Which decisions are reserved for shareholders and which for directors? The following illustrates some possible decision. These are neither recommendations nor advice as to who makes the decisions.
- Shareholder meetings
- How many shareholder meetings per year?
- Are there shareholder representatives and can those representatives bind the shareholders?
- What is quorum for shareholder meetings? Does the quorum consider any required representation from each shareholder?
- Do decisions of the shareholder representatives need to be unanimous?
- What decisions are reserved for shareholders?
- Changes to the shareholders agreement?
- Changes to capital?
- Changes to board size?
- Material changes to the business and business objectives?
- Mergers or acquisitions?
- Sale of the company or major assets?
- Going public via IPO or direct listing?
- Major financing?
- Approval of any contracts which limit the decision-making authority of the shareholders?
- Appointment of auditors?
- Appointment, termination, and compensation of CEO?
- What happens if one of the directors dies or is incapacitated?
- Do specific stakeholders have the right to appoint a certain number of directors?
- Do founders have certain rights to nominate certain number of directors?
- Is the process for appointing board chair defined?
- How is director compensation (if any) set?
- What is the minimum number of yearly board meetings?
- What is the process for calling an emergency board meeting?
- What is board meeting quorum? What quorum requirements exist regarding director(s) nominated by each stakeholder?
- How many directors are required to approve a resolution?
- What are the specific decisions reserved for the board of directors, if any?
- Approval of strategic/business pans and related budgets?
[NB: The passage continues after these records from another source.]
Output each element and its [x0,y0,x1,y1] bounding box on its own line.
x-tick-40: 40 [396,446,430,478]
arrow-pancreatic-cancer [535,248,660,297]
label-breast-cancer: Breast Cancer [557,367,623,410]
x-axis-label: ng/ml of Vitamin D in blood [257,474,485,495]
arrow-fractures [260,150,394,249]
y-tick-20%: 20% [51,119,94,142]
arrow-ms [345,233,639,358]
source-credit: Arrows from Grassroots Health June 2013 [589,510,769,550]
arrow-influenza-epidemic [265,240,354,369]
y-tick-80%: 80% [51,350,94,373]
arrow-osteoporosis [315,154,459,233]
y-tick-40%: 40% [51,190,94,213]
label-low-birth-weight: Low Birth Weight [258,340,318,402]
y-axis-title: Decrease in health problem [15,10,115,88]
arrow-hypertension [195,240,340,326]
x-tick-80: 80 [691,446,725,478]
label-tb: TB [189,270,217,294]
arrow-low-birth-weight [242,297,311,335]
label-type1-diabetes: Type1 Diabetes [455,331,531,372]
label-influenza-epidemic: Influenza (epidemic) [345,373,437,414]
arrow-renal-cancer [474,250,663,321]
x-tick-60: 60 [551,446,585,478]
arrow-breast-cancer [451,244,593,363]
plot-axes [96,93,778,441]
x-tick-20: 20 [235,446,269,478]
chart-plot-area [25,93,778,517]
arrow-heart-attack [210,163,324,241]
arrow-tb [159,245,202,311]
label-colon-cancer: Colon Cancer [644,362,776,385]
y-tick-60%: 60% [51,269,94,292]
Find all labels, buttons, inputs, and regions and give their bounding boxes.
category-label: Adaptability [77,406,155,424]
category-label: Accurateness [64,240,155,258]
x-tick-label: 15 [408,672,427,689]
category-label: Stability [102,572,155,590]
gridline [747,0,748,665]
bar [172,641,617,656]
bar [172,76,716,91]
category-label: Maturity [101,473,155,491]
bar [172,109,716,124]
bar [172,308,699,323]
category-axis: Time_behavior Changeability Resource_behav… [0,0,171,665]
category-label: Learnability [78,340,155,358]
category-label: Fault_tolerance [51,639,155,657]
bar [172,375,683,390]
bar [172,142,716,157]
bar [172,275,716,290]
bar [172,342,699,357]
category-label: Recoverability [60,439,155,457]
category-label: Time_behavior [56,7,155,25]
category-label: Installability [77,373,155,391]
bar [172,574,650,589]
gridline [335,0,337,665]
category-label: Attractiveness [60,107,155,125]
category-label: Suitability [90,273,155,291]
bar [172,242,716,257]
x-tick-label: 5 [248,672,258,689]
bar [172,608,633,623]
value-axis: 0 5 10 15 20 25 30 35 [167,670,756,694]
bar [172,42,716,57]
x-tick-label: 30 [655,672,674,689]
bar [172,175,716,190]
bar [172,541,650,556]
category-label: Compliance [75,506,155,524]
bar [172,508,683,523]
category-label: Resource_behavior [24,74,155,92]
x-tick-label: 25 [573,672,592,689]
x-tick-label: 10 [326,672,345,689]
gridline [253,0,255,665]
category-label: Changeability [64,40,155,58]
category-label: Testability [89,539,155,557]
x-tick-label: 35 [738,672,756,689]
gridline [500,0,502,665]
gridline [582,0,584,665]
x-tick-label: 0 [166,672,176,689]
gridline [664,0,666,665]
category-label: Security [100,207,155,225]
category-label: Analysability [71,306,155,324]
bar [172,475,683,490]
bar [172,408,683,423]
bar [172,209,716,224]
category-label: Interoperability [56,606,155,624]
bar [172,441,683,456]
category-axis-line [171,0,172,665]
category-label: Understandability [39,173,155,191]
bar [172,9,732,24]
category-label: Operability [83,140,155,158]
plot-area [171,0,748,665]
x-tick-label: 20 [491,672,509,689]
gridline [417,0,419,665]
If so, what must be in these documents?
- Approval of material modifications to strategic/business plans and budgets?
- Appointment, termination, and compensation of all officers, other than the CEO?
- Capital expenditures?
- Dividends or other return of capital?
- Material accounting or tax policies?
- What committees, if any, of the board exist?
- What are the key responsibilities of each committee?
- How is the composition of each committee determined?
- Will the committees have any decision-making authority?
- What are the minimum number of yearly committee meetings?
- What is the process?
- What are the restrictions?
- If a shareholder is an individual, what happens if: shareholder dies, is incapacitated, declares bankruptcy, divorces, etc.
- If a shareholder is a company, trust, etc. what happens if: there is a change of control, bankruptcy, change in leadership of the other company, etc.
- Is there a shotgun provision? (Usually only for a 50/50 two shareholder situation. Allows shareholder A to buy out shareholder B. After A makes the offer, then shareholder B can buy out shareholder A at the same price.)
- Is there a right of first refusal? (This gives a shareholder the option to purchase the shares of another shareholder before they are sold to a third party.)
- Is there a tag-a-long right? (The minority shareholder has the option to block the sale of the majority shareholders, unless minority can sell at the same terms.)
- Are there drag-along rights? (The major shareholder has the option to force the minority shareholders to sell at the same terms)
- Does a shareholder have the option to purchase the shares of another shareholder?
- What are the terms and conditions?
- Does a shareholder have the right to force another shareholder to purchase the right holder’s shares?
- What are the terms and conditions?
- If there is a fundamental disagreement among the shareholders, is there an auction process. (Each shareholder would submit sealed bids for the shares in question. The highest bid wins the auction.
- Who makes decisions regarding the size of the stock option pool and issues of stock options?
- Do existing shareholders have pre-emptive rights to purchase new shares issued?
- Is there a dispute resolution process?
- Is there binding arbitration?
- How is the arbitrator selected?
- What information must the corporation deliver to shareholders by what time?
- Must the corporation provide to shareholders other financial and business information requested by the shareholders?
- Is unanimous shareholder agreement required to amend the shareholders agreement or some percentage of the shareholders?